Given a string allowed consisting of distinct lowercase English letters, and an array of strings words, your task is to count how many words in words are consistent.
A word is considered consistent if every character in the word appears in the allowed string.
Key constraints:

  • Each character in allowed can be used any number of times (no reuse restriction).
  • Each word is checked independently.
  • You must count the number of consistent words, not return the words themselves.

Thought Process

The core of this problem is to verify, for each word, whether all its letters are present in the allowed set.
At first, one might think of checking each character of every word against the allowed string using a loop. However, this approach could be slow if allowed or the words are long, as checking membership in a string is O(N).
To optimize, we can quickly check if a character is in allowed by converting allowed to a set (or hash set/map) for O(1) lookups.
The process is: for each word, check every character. If all are in allowed, increment the count.
This is a classic case of moving from a brute-force (nested loops, slow lookups) to an optimized approach using a set for fast membership checking.

Solution Approach

  • Step 1: Convert the allowed string into a set or hash set. This allows us to check if a character is allowed in constant time.
  • Step 2: Initialize a counter to zero. This will keep track of the number of consistent strings found.
  • Step 3: Iterate through each word in the words array:
    • For each word, check every character.
    • If any character in the word is not in the allowed set, mark the word as inconsistent and move to the next word.
    • If all characters are allowed, increment the counter.
  • Step 4: After processing all words, return the counter as the final result.

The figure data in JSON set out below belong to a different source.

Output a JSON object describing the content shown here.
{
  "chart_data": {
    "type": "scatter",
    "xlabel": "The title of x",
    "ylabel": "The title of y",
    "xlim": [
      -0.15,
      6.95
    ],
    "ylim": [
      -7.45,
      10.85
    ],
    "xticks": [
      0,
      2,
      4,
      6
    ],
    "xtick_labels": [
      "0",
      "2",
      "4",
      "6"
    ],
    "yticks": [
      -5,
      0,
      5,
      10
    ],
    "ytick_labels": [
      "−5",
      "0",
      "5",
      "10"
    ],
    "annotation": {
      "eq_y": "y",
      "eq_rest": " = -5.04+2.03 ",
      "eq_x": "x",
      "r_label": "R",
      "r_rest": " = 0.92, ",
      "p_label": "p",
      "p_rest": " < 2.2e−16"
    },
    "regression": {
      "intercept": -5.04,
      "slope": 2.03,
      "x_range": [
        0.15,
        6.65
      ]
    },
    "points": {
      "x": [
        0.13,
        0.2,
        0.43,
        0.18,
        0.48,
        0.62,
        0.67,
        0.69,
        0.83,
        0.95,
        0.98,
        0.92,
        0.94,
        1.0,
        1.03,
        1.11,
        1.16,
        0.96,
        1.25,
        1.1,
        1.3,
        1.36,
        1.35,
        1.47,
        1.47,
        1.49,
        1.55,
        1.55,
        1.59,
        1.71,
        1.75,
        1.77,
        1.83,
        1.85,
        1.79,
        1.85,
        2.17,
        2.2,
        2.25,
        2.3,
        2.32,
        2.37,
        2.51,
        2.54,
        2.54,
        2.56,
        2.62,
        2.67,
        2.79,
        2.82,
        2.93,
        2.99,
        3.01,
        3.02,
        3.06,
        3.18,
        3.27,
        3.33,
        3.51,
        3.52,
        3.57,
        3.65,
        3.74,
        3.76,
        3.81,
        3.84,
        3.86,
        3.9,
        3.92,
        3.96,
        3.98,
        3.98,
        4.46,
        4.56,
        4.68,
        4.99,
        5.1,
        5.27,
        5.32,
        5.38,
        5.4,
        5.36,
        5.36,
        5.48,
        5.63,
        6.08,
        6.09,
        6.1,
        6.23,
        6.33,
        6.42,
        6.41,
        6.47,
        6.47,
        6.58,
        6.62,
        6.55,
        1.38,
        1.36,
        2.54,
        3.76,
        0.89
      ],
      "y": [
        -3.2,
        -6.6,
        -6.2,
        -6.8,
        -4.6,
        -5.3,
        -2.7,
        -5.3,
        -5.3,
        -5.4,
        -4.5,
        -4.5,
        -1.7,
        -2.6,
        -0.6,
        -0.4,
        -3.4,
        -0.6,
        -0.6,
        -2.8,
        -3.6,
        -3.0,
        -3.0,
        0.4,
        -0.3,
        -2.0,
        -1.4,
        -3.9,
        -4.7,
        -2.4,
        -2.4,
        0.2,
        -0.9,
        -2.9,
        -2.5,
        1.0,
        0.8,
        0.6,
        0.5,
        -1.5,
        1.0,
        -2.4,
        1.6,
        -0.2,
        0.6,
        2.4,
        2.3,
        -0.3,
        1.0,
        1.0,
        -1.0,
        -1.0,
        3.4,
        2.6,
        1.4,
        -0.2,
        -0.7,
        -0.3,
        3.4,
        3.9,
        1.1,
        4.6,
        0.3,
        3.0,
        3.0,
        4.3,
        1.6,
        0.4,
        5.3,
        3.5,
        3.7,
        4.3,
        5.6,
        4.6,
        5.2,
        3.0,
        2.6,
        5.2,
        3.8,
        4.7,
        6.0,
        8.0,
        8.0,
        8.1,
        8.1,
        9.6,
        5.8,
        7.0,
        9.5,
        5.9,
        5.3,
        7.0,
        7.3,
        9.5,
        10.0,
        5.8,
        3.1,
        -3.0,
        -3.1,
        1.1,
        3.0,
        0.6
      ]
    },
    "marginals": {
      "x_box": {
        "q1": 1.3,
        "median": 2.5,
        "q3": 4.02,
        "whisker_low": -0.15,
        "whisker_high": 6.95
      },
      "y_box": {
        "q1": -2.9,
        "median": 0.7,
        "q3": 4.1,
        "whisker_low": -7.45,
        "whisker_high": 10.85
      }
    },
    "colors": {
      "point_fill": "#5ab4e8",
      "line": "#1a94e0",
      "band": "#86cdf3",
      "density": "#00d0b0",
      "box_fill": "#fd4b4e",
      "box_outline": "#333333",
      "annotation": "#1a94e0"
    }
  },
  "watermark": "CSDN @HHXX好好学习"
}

We use a set for allowed because:

  • Set membership checks are O(1) on average.
  • It is easy to construct and requires only a single pass through allowed.
This approach ensures our solution is efficient even for large input sizes.

Example Walkthrough

Example:
allowed = "ab"
words = ["ad","bd","aaab","baa","badab"]

Let's walk through each word:

  • "ad": 'a' is allowed, 'd' is not. Not consistent
  • "bd": 'b' is allowed, 'd' is not. Not consistent
  • "aaab": 'a' and 'b' are both allowed. Consistent
  • "baa": 'b' and 'a' are allowed. Consistent
  • "badab": 'b' and 'a' are allowed, but 'd' is not. Not consistent
Result: Only "aaab" and "baa" are consistent. The answer is 2.

Time and Space Complexity

  • Brute-force approach:
    • For each word, for each character, check if it is in allowed (as a string). Each check is O(L), where L is the length of allowed.
    • Total time: O(N * M * L), where N = number of words, M = average word length, L = length of allowed.
  • Optimized approach:
    • Convert allowed to a set: O(L).
    • For each word, for each character, check if in set: O(1) per check.
    • Total time: O(L) + O(N * M).
    • Space: O(L) for the set.

The optimized approach is much faster, especially for large inputs, because set lookups are constant time.

Summary

To solve the "Count the Number of Consistent Strings" problem, we leveraged a set for fast character lookups. This allowed us to efficiently check each word for consistency with the allowed string. The key insight was to use data structures that offer constant time membership checks, reducing overall complexity and making the solution scalable and elegant.